To avoid miscommunications, Stewart suggests that kitchen designers offer the professional courtesy of meeting with the architect prior to presenting a plan. “This way, we are all pulling in the same direction,” he says. He adds: “When they show up, they want to be the most knowledgeable person at that meeting, so you need to let them know what is going right, what is going wrong, and what is being done to solve [any problems].”

He continues: “One of the other important things is that more kitchen and bath designers are working in Auto CAD and able to have an architect e-mail their plans over. Then your staff can pull off the architectural layers of the drawing that you don’t need, superimpose the kitchen layers onto the same plan, e-mail it back to them and really build a seamless design.

Karlson concludes: “[Ideally] everybody should manage themselves in a professional [manner], and allied professionals have to recognize that we are professionals as well.”

Pay for Play

One of the other key aspects to creating successful partnerships is determining a fair pay structure.

While some note that allied professionals earn a commission based on the contract price, commissions are, overall, somewhat unusual.

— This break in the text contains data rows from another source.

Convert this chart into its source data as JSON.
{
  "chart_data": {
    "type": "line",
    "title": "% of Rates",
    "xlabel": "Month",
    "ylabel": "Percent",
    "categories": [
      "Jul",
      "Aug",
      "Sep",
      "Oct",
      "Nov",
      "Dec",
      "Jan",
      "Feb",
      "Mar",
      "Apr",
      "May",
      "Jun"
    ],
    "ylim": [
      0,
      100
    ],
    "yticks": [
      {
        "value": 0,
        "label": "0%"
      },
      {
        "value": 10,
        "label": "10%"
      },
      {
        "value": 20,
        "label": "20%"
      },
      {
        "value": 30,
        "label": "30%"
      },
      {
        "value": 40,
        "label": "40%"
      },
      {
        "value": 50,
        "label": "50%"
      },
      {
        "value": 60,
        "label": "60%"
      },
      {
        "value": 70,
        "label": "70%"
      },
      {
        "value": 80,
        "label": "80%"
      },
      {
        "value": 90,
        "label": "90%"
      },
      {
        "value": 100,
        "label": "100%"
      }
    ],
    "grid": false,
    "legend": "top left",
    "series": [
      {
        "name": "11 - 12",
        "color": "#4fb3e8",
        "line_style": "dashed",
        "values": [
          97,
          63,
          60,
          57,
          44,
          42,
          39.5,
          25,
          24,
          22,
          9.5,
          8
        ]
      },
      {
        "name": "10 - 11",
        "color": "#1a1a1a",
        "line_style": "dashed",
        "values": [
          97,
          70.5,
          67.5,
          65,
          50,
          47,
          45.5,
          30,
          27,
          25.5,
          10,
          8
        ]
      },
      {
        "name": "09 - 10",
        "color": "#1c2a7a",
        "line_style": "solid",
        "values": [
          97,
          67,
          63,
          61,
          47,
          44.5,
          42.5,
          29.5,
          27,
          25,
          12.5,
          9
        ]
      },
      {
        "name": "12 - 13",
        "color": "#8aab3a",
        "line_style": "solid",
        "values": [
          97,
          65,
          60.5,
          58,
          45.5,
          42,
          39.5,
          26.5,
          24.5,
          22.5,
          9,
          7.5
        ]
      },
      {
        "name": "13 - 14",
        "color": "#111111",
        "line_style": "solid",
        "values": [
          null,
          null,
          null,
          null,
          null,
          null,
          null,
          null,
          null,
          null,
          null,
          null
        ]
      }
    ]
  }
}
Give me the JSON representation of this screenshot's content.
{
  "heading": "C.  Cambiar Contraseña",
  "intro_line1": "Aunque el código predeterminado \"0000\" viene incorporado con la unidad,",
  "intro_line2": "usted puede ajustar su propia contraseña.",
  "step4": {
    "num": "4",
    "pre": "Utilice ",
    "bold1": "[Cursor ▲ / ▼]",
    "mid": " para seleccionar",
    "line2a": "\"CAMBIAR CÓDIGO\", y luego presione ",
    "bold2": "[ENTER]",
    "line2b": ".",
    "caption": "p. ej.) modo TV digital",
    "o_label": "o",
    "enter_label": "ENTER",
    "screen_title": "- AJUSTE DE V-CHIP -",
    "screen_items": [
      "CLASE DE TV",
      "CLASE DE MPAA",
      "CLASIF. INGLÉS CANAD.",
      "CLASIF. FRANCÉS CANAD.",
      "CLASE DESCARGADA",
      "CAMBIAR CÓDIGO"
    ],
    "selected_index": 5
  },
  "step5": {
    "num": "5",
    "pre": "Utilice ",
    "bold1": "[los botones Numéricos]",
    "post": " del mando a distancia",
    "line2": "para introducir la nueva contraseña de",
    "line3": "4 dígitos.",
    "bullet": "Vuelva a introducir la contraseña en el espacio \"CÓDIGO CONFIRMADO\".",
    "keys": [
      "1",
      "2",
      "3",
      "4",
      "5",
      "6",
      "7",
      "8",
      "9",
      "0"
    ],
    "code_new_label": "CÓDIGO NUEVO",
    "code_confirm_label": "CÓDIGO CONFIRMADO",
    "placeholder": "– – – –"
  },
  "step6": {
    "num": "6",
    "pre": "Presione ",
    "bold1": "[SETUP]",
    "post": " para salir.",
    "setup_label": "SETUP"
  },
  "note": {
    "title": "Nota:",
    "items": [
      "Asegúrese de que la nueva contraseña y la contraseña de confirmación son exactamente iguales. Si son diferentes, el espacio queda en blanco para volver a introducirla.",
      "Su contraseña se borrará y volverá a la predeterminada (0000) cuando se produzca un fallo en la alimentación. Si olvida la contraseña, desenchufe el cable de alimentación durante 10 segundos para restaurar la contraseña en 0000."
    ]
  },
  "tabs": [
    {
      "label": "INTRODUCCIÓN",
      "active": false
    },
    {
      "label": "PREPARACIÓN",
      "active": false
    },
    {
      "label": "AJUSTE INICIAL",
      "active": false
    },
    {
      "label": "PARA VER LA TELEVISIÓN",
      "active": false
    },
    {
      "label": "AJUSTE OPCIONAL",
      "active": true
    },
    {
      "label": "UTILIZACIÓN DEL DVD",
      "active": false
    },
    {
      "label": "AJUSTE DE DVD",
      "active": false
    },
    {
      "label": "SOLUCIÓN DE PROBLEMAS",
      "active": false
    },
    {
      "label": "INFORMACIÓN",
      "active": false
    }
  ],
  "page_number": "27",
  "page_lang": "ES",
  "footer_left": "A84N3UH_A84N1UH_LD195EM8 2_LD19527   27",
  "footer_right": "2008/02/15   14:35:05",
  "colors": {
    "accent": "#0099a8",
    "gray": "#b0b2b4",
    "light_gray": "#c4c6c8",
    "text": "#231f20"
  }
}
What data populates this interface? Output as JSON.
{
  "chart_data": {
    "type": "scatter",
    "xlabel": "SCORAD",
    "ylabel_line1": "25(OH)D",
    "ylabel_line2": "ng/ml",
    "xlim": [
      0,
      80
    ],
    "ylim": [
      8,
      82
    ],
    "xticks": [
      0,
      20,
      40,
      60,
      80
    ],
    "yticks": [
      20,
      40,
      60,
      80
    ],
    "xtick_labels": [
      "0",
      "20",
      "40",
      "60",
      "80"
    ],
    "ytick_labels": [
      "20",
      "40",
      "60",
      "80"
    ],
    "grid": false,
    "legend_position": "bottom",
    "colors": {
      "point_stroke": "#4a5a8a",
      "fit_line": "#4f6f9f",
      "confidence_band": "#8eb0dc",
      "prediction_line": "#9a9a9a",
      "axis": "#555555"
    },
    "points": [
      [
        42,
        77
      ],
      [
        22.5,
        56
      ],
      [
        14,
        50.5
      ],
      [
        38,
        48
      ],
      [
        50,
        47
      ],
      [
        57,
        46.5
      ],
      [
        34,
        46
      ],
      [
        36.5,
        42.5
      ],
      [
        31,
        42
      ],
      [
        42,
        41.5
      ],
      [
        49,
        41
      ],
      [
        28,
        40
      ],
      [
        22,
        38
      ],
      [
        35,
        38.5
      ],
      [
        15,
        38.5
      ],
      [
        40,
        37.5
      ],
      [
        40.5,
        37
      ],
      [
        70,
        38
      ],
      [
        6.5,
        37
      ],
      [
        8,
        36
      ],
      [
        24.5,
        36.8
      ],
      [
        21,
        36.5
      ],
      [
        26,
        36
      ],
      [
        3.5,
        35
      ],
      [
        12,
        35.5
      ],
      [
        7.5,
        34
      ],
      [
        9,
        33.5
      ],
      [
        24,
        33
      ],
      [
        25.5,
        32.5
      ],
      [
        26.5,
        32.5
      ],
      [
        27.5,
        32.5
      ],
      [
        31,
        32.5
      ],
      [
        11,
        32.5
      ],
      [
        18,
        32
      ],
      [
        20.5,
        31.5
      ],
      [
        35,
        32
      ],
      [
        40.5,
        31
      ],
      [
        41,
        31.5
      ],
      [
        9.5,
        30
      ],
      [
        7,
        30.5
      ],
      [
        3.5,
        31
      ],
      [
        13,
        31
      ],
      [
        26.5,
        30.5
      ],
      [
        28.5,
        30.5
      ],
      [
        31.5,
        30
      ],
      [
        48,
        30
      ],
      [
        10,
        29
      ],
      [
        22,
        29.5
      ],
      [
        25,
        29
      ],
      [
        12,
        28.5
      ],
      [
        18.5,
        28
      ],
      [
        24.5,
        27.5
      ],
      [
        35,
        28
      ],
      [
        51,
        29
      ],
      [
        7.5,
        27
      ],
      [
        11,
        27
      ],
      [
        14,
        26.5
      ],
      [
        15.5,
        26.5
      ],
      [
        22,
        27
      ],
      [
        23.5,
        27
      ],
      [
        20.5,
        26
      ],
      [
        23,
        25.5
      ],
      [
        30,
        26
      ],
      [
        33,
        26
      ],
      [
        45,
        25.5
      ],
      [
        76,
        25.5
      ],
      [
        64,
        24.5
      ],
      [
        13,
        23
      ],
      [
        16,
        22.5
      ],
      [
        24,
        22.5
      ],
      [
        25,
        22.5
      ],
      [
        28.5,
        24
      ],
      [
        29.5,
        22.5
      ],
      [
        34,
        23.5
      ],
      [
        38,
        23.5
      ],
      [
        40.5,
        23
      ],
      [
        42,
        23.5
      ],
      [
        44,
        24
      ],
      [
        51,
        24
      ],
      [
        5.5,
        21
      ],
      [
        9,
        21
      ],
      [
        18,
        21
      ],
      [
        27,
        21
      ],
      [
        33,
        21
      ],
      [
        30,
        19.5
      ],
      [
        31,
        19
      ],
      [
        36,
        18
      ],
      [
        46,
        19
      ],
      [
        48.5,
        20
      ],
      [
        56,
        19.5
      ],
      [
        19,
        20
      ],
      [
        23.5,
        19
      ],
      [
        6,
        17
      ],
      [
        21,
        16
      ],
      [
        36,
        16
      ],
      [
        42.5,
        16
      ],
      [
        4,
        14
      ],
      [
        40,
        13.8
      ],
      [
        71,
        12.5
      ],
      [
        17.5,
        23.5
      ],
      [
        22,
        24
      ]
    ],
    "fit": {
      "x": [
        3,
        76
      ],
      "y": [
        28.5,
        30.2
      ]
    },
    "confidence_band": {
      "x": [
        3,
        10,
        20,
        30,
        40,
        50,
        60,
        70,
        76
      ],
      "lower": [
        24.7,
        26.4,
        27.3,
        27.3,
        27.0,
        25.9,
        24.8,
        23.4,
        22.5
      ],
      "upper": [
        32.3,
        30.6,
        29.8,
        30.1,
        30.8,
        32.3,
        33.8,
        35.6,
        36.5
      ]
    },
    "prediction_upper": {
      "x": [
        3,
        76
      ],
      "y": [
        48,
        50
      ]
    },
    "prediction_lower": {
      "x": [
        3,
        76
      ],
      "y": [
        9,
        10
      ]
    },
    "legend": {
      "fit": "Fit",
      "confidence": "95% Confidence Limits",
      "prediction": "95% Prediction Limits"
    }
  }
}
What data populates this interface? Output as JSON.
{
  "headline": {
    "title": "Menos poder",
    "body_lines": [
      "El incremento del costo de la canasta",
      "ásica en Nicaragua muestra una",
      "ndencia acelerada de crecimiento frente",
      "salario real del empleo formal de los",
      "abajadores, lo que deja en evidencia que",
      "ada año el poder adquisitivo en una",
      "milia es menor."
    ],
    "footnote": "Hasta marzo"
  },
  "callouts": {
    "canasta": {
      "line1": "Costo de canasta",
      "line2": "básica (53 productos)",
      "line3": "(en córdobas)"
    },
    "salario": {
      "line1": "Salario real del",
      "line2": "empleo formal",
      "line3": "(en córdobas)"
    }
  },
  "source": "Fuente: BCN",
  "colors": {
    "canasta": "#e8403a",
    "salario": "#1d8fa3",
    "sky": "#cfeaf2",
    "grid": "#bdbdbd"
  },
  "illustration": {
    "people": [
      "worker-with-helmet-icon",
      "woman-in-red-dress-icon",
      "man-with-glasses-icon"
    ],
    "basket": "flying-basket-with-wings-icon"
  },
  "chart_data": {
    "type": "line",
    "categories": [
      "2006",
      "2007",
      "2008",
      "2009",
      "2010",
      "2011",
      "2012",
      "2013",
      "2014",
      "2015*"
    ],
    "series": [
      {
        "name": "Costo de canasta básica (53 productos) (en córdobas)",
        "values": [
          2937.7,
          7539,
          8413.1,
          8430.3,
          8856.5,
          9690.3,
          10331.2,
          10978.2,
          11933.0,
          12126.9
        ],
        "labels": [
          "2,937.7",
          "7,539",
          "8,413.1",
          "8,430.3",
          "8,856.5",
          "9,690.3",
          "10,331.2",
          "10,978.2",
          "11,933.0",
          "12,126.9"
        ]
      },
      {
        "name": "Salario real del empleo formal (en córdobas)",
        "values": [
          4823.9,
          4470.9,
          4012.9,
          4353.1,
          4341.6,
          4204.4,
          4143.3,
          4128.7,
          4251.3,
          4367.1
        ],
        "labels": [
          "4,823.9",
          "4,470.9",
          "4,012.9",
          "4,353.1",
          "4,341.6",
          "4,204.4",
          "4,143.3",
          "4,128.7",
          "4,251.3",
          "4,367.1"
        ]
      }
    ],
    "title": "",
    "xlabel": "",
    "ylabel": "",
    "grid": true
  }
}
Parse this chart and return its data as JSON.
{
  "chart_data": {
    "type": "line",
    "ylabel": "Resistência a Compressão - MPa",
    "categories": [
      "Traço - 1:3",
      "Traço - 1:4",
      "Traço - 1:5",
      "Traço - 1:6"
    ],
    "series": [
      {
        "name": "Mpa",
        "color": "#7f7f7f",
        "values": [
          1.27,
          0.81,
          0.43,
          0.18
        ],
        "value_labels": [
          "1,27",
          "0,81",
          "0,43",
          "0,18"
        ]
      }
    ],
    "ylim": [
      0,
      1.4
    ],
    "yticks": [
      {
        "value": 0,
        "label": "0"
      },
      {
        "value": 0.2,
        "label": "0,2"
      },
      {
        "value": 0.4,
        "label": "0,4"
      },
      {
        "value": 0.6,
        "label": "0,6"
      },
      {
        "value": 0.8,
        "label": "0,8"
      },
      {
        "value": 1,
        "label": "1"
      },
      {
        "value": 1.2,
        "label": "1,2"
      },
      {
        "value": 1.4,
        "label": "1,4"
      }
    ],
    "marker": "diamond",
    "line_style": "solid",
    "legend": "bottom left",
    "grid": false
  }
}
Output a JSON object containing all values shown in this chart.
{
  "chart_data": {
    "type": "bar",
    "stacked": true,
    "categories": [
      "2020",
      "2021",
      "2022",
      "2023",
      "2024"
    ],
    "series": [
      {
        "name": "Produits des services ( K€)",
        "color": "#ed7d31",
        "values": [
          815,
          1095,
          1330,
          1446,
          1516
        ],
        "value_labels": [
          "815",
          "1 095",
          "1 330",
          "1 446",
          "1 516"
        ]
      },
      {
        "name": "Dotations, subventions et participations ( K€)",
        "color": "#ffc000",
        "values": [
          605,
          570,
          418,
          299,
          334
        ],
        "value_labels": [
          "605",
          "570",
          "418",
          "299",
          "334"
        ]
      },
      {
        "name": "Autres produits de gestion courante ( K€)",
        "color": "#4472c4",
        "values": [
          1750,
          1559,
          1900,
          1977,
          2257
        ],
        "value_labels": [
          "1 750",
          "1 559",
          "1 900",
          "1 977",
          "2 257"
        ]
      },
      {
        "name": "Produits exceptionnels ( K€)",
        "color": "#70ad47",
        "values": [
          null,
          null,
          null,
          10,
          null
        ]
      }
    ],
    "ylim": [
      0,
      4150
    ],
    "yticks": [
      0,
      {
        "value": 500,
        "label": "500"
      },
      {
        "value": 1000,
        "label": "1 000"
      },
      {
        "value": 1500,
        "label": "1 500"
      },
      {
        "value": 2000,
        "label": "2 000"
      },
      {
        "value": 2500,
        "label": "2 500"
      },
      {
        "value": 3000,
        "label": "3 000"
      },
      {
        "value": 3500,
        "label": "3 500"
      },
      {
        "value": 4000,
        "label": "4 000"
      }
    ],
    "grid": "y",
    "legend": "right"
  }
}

“The architects and interior designers I work with get paid a certain fee by the client, and that is [in the case of architects] a percentage on top of the work that I do. There is no financial negotiation with the architect and [Kitchens by Deane],” says Stewart.

He adds: “The same thing holds true for the majority of interior designers. On rare occasions, there will be a finder’s fee or a commission paid to an interior designer for bringing a client to us, but that is not [typical] for architects or interior designers.”

“The pay structure is all over the place,” adds Karlson. “Sometimes it’s nothing, and sometimes they tell me that the deal is paid for in advance. When that is the case, I’ll give my best price and sell it straight to the client.”

While he admits that commissions are sometimes requested, there are also times when “I sell it to them, they mark it up and sell it to the client, and I don’t know what price they are charging.”

He continues: “It is this issue that we’ve struggled with in the past, because everybody has different expectations. Some people want a little, some want a lot and others want too much.”

“This is where the flexibility comes in,” he adds. “The idea is to try and meet our needs and solve the client’s problems – while making it good for the professional person. Then, of course, we want to make sure that we can do the work and be profitable.”

In the end, Asarnow offers this perspective: “There is no perfect relationship – you have to deal with the bumps just like anything else.

He concludes: “[Partnering with allied professionals] is certainly worth it if you do it – and I don’t just mean in terms of money. You should always remember that money is what you get when you do your job well. If you are doing right by your client, you are going to make the money. So, forget about the money and focus on doing right by the client.”